Il grande centrocampista degli anni Sessanta. Jorge Toro un anno dopo, il ricordo del Colo-Colo
Un messaggio speciale della formazione di Santiago per l’ex giocatore scomparso dodici mesi fa

Rubens Merighi e Jorge Toro al Modena in una foto che risale al 1966
"Un dia como hoy, nos dejò uno de los grandes jugadoresdel futbol cileno y que defendido con honores la camiseta de Colo-Colo. Nunca te olvideremos Jorge Toro". L’abbiamo volutamente riportato così, in quell’idioma castigliano che suona come una musica malinconica, il ricordo che il Colo-Colo ha voluto tributare domenica scorsa, ad un anno dalla scomparsa, al grande Jorge Toro, uno dei simboli della formazione di Santiago, dove era nato il 10 gennaio del 1939. Già, Toro.

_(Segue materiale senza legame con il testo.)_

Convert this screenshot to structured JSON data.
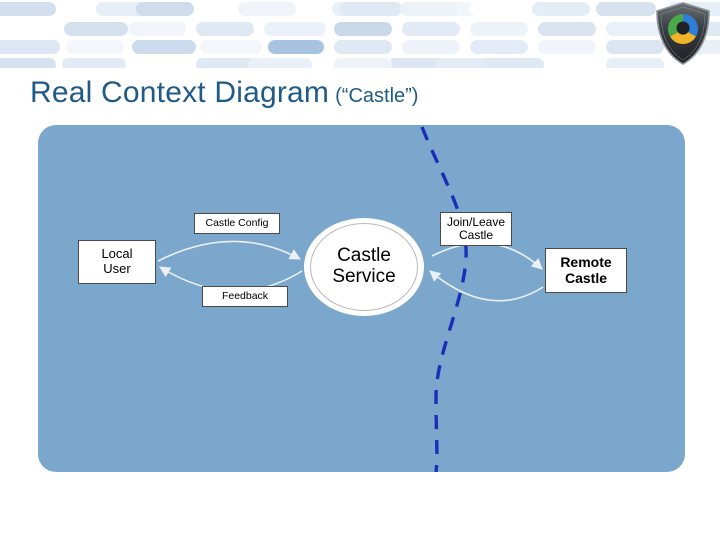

Una sorta di eroe dei due mondi in salsa cileno-gemininana, uno di quei calciatori che sono rimasti nel cuore di una intera generazione di tifosi canarini. ’Adesa agh peinsa al me amigh Giorgio’, diceva sempre, rigorosamente in vernacolo modenese, un tifoso in gradinata quando assegnavano ai gialli una punizione dal limite. Un ricordo del cronista un po’ forse romanzato, ma che rende l’idea di quel calcio romantico, sicuramente più tecnico che fisico, che si viveva in quegli anni al Braglia, anni in cui, con lo stesso Toro, incantava con i colori gialloblù un altro indimenticabile sudamericano, l’argentino Rubens Merighi. Jorge Toro era arrivato in Italia nell’estate del 1962, ingaggiato dalla Sampdoria: era stato suo malgrado uno dei protagonisti di quel Cile-Italia del Mondiale 1962 in quella che verrà sempre ricordata come la ‘battaglia di Santiago’. Una gara già tesa prima dell’avvio, a causa di alcuni articoli dell’inverno precedente di alcuni cronisti italiani che avevano descritto con sincerità ma con eccessiva crudezza la situazione di grande disagio e povertà del paese andino, devastato due anni prima da un grande terremoto.
Inutile dire che la nazionale italiana venne accolta in quel mondiale con grande avversione da parte dei cileni, e non bastarono certo i mazzi di fiori lanciati sugli spalti dagli azzurri: la gara fu durissima, anche a causa di un arbitraggio che non fu definito proprio imparziale dell’inglese Aston. I colpi proibiti dei cileni non vennero visti, le razioni degli azzurri sì, col risultato che l’Italia rimase in nove e cedette 2 a 0, con il gol del raddoppio firmato proprio da Jorge Toro, che eliminò l’Italia da quel mondiale poi vinto dal Brasile. Toro rimase alla Sampdoria un solo campionato, e nel 1963 fu ingaggiato dal Modena, maglia che indossò fino al 1971, con l’unica parentesi di una stagione a Verona, per la precisione nel campionato 1969/70.
Alla fine sono state 155 le gare di Jorge disputate con la casacca canarina, l’ultima il 6 giugno 1971, pareggio del Modena allo stadio Braglia per 1 a 1 contro il Monza, prima di rientrare in Cile e chiudere vla carriera di calciatore con il suo vecchio Colo-Colo. ’Festa il braccio, Toro la mente, Spelta il killer’, recitava in quella stagione uno striscione perennemente esposto nel settore gradinata della tifoseria gialloblù. L’amore della gente canarina per il cileno fu grande, come fu quello di Toro per la città, dove aveva trovato amici e fatto crescere i suoi figli. Nel 1976 tornò per qualche tempo a Modena, allenando questa volta a Pavullo, tra i dilettanti, prima di rientrare definitivamente nella ’sua’ Santiago.
A un anno dalla scomparsa, così come il Colo-Colo, vogliamo ricordarlo anche noi, magari suscitando nei più giovani la curiosità di andare a vedere chi era quella mezzala dai piedi buoni che ha lasciato, oltre all’impronta dei suoi tacchetti, un grande ricordo sul tappeto verde del Braglia.